It is best to follow the long-term trend in a bear market. If you focus too much on the short term, you may miss out on some opportunities that emerge from a broader perspective.
As with every other bear market, cryptocurrency prices are currently in a downward spiral. However, it’s important to remember that markets move in cycles and prices will fluctuate over time, not just fall.
Some traders give in to FUD (fear, uncertainty, and doubt) and start to panic selling losing assets, further impacting the price. However, this is not the best move to make in a bear market.
Instead, one of the best ways to profit from a bear market is to take the time to grow your portfolio. It’s a smart idea to diversify your investments, especially focusing on allocating capital to projects that show strong long-term growth prospects.
But before you start diversifying your portfolio, it’s important to consider the following:
Avoid FUD & Panic Sales
Bear markets create the right environment for people to spread false rumors. You’ll find a lot of speculation, opinion, and theory swirling around the web, especially during extended bearish periods. People often fall prey to these claims and opinions, which in turn can influence your decisions.
If you come across any news or claims regarding one or more assets in your wallet, take the time to review the authenticity of the source (and claim). While it may sound like a no-brainer, controlling your emotions during a bear market is not as simple as people claim.
Remember that fear and greed are two of the most powerful motivators, often forcing people to make snap decisions. And these decisions often don’t have good results. Accordingly, be aware of the market movements, plan your strategy, consider every aspect and only then execute.
Focus on maintaining solvent
Basically, you always want to be able to roll back a trade another day. During a bear market, some investors start taking large risks to recoup their losses. It is quite common to fall into the “invest to recoup all losses in one trade” mentality. However, strategies can also backfire, and this is where disciplined risk management is most important for success.
If possible, stay away from leveraged (margin) trades. Using leveraged trading during a bear market usually carries a much higher risk of losing your entire investment. Most importantly, don’t bet big on many long positions as a prolonged price drop can lead to their liquidation if you don’t have the spare money to collateralize any resulting margin orders.
Use DCA to buy more coins
One of the best ways to make the most of a bear market is to opt for a dollar-cost averaging (DCA) strategy to withstand a downward spiral. While simple, this strategy can help you build a portfolio of long-term assets that were previously beyond affordability.
With DCA, you can continue to buy smaller amounts of assets over a period of time regardless of price changes. For example, instead of buying $200 worth of BTC during the first bear market drop, you could split your purchase into $50 weekly. You can even place limit orders to benefit from price reductions. Timing the market is extremely difficult, so this approach can help balance the total cost of a position, improving your chances of entry with a good entry price in the long run.
This not only helps you accumulate more tokens when everyone is busy selling, but also increases your chances of generating more revenue than investing all your money in a single transaction .
Diversify your portfolio
Finally, a bear market offers the right opportunity to expand your portfolio. On the other hand, the prices of established cryptocurrencies continue to fall. And on the other hand, dozens of new projects prepare for the next price hike.
While there is no guarantee that the asset you choose will hit an all-time high during the next bull run, you can DYOR (do your own research) to find projects and tokens that have a good chance of working. better performance in the long run. You can use a combination of fundamental and technical analysis to gain insight into the project, its sustainability, its roadmap, short- and long-term goals, and past deliverables.
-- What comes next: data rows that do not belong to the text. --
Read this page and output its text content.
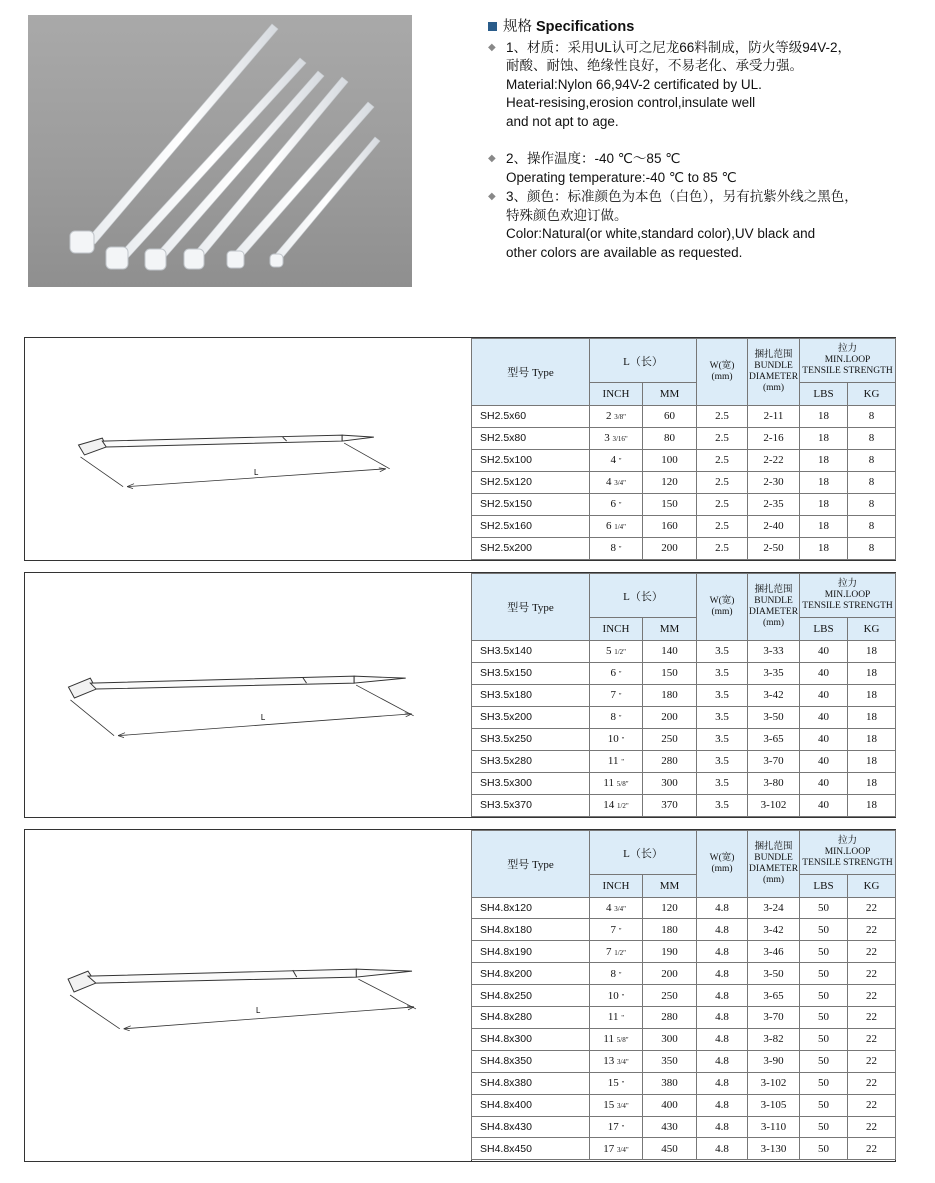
规格 Specifications
◆ 1、材质：采用UL认可之尼龙66料制成，防火等级94V-2，
耐酸、耐蚀、绝缘性良好，不易老化、承受力强。
Material:Nylon 66,94V-2 certificated by UL.
Heat-resising,erosion control,insulate well
and not apt to age.
◆ 2、操作温度：-40 ℃～85 ℃
Operating temperature:-40 ℃ to 85 ℃
◆ 3、颜色：标准颜色为本色（白色），另有抗紫外线之黑色，
特殊颜色欢迎订做。
Color:Natural(or white,standard color),UV black and
other colors are available as requested.
L
型号 Type	L（长）		W(宽)
(mm)	捆扎范围
BUNDLE
DIAMETER
(mm)	拉力
MIN.LOOP
TENSILE STRENGTH	
	INCH	MM			LBS	KG
SH2.5x60	2 3/8"	60	2.5	2-11	18	8
SH2.5x80	3 3/16"	80	2.5	2-16	18	8
SH2.5x100	4 "	100	2.5	2-22	18	8
SH2.5x120	4 3/4"	120	2.5	2-30	18	8
SH2.5x150	6 "	150	2.5	2-35	18	8
SH2.5x160	6 1/4"	160	2.5	2-40	18	8
SH2.5x200	8 "	200	2.5	2-50	18	8
L
型号 Type	L（长）		W(宽)
(mm)	捆扎范围
BUNDLE
DIAMETER
(mm)	拉力
MIN.LOOP
TENSILE STRENGTH	
	INCH	MM			LBS	KG
SH3.5x140	5 1/2"	140	3.5	3-33	40	18
SH3.5x150	6 "	150	3.5	3-35	40	18
SH3.5x180	7 "	180	3.5	3-42	40	18
SH3.5x200	8 "	200	3.5	3-50	40	18
SH3.5x250	10 "	250	3.5	3-65	40	18
SH3.5x280	11 "	280	3.5	3-70	40	18
SH3.5x300	11 5/8"	300	3.5	3-80	40	18
SH3.5x370	14 1/2"	370	3.5	3-102	40	18
L
型号 Type	L（长）		W(宽)
(mm)	捆扎范围
BUNDLE
DIAMETER
(mm)	拉力
MIN.LOOP
TENSILE STRENGTH	
	INCH	MM			LBS	KG
SH4.8x120	4 3/4"	120	4.8	3-24	50	22
SH4.8x180	7 "	180	4.8	3-42	50	22
SH4.8x190	7 1/2"	190	4.8	3-46	50	22
SH4.8x200	8 "	200	4.8	3-50	50	22
SH4.8x250	10 "	250	4.8	3-65	50	22
SH4.8x280	11 "	280	4.8	3-70	50	22
SH4.8x300	11 5/8"	300	4.8	3-82	50	22
SH4.8x350	13 3/4"	350	4.8	3-90	50	22
SH4.8x380	15 "	380	4.8	3-102	50	22
SH4.8x400	15 3/4"	400	4.8	3-105	50	22
SH4.8x430	17 "	430	4.8	3-110	50	22
SH4.8x450	17 3/4"	450	4.8	3-130	50	22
Most investors usually look at the price changes of assets before investing in them. However, to increase the likelihood of generating positive profits in a bear market, you should evaluate other metrics (such as project growth, network activity, total locked value, etc.) . For example, experts claim that some mid-to-low cap tokens like Cardano (ADA) are seeing a large amount of developer and user activity, indicating that the native token is ready to go. for future reversals.
Likewise, it is important to consider new and upcoming projects, especially those that address the existing shortcomings of the blockchain ecosystem. Grab KleverChain’s $KLV token – a layer 1 blockchain designed to promote multi-dimensional DeFi as the market prepares for the transition to DeFi 2.0.
KleverChain just launched its mainnet, which features pre-made and ready-to-use smart contracts, allowing developers to build and deploy Dapps and protocols quickly and cost-effectively. Since the future of blockchain is omnidirectional and DeFi 2.0 marks a new era for the technology in development, KleverChain and its $KLV token are well positioned to grow as the market goes up again.
Ultimately, bull and bear cycles, booms and busts play some role in almost every market, whether financial, housing or commodities, and the cryptocurrency market is no exception. Be patient, take the time to research, make informed decisions and focus on expanding your portfolio with disciplined risk management to seize opportunities during bear markets and increase prices.